BBC News, By Jon Kelly, BBC News Magazine
OMG. Instant messaging (IM), once the mainstay of teenage gossips, techie know-it-alls and office time-wasters everywhere, looks as though it is in trouble.
Just a few years ago, it was meant to be the future.
More immediate than e-mail, less fiddly than texting, sending an IM was widely expected by many technology pundits to become our preferred mode of online communication, whether socially or in the office - or socially in the office, for that matter.
WHAT IS INSTANT MESSAGING?
- Lets users send notes back and forth in real time while online
- Displays which friends and contacts are online
- Most popular providers include AOL Instant Messenger (AIM), Yahoo! Messenger, Google Talk, Windows Live Messenger (formerly MSN Messenger)
But how times change.
In 2007, 14% of Britons' online time was spent on IM, according to the UK Online Measurement company - but that has fallen to just 5%, the firm says, basing its findings on the habits of a panel of 40,000 computer users.
The study was released shortly after AOL sold its ICQ instant messaging service $187.5m (£124m) - less than half what the company paid for it in 1998.
And in September 2009, a survey of internet use by the New York-based Online Publishers Association found that the amount of time spent by surfers on traditional communications tools, including IM and e-mail, had declined by 8% since 2003.
It is a far cry from the early days of the decade when this very website anticipated that IM would overtake e-mail by 2004 [see internet links].
Cast your mind back to the early noughties - a time when dial-up was still widespread and the Apple G3s looked futuristic - and it becomes easier to recall why IM looked like it was about to conquer the world.

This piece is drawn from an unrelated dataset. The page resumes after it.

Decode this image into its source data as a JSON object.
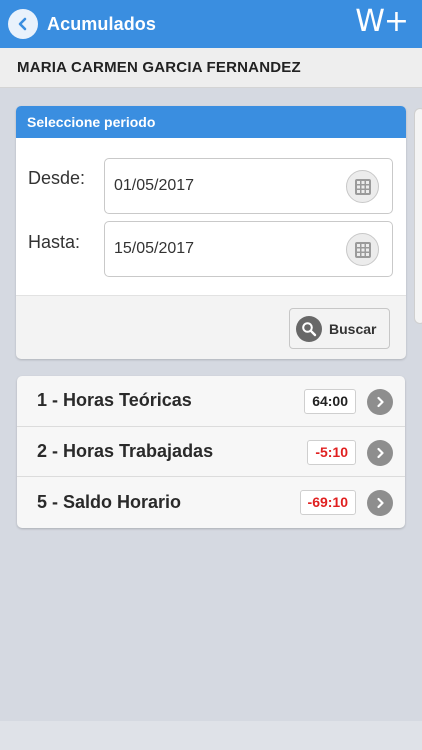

It was, after all, instant. It let users see if their friends and contacts were online and, if so, communicate with them in real time.

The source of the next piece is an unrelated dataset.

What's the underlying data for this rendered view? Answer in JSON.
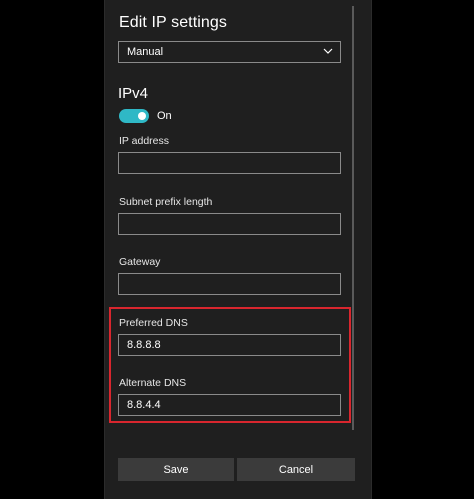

Tech-savvy office staff could chase up a query and expect an answer straight away, without having to pick up the phone. Teenagers in their bedrooms could exchange schoolyard tittle-tattle without the encumbrance of having to press "refresh" on the browser screen to their web-based e-mail account.
It also offered workers a handy means of circumventing their employers' e-mail usage policies.
Chat's all folks
Chris Green, a technology journalist turned industry analyst, recalls the heady days of IM's ascendency.

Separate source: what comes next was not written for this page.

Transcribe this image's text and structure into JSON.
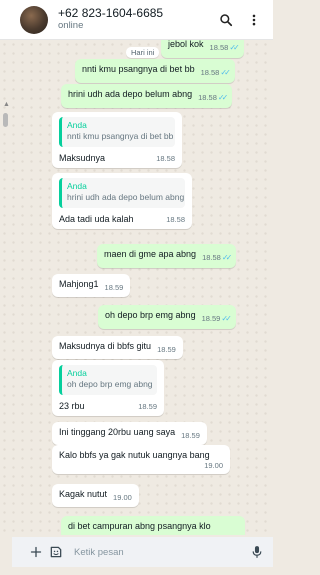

"That was the way it was going," he remembers. "E-mail had peaked. And IM offered additional value over e-mail."
There were niggles, however. Initially, IM systems were "proprietary" and non-compatible, so those using Microsoft's MSN Messenger were unable to reach friends on Aim, ICQ, or Yahoo! Messenger.
The firms would subsequently allow cross-pollenation of their systems, but, says Mr Green, the delay in "finding something that was ubiquitous across all platforms" - in the same way that sending an e-mail from a Yahoo! to a Hotmail account was seamless - cost the format dearly.
Into the vacuum stepped social networking sites.
Paul Armstrong, director of social media with the PR agency Kindred, believes that the rise of the likes of Facebook and Twitter - which allow users to do much more than just send messages - simply had more to offer.
"With instant messaging you have to stay at your computer," he says. "With social networking, you can use your phone's web browser or SMS.
"Rather than shifting away from instant messaging, people are using the functions of instant messaging on different platforms."
Even though Facebook's own instant messaging system - not covered in the UK Online Measurement habits - was widely-regarded as inferior to those provided by the established IM networks, users were tied into a one-stop shop for sharing thoughts, photos, and being re-introduced to long-forgotten former colleagues and classmates.
Return to sender
The effect on IM, says Chris Green, has been catastrophic.
Windows Live Messenger - formerly MSN Messenger - was no longer "bundled" with Vista and Windows 7, becoming instead an optional extra, he says. Google may be bullish about Google Talk, the search engine's attempt to blend IM with e-mail, insisting that millions of its users "love the convenience and simplicity" of the service.
But Mr Green says its modest success represents a "flop" when put alongside the company's dominance elsewhere on the web.
"People have moved on," he says. "The novelty value has worn off. If you look at teenagers today, they are using Twitter on their mobiles."
But has IM died out altogether? The figures would suggest that although its market share has fallen, its raw numbers have not.
California-based IT research firm The Radicati Group estimates that there are 2.4 billion IM accounts worldwide, rising to 3.5 billion by 2014.
Plenty of browers, it seems, still value the speed and simplicity of IM.
Technology journalist and BBC Click presenter LJ Rich notes that, in many countries where internet use is censored, BlackBerry Messenger is used to bypass state-sponsored snoops.
And she believes that the principles of IM survive - it is just that sites such as Facebook and Twitter let us talk to a wider audience via a wider range of platforms, including mobiles.
"With social networks, we've gone from instant messaging to something that's more like conference calls," she says.
Maybe IM will have the last laugh after all. Or, rather, the last LOL.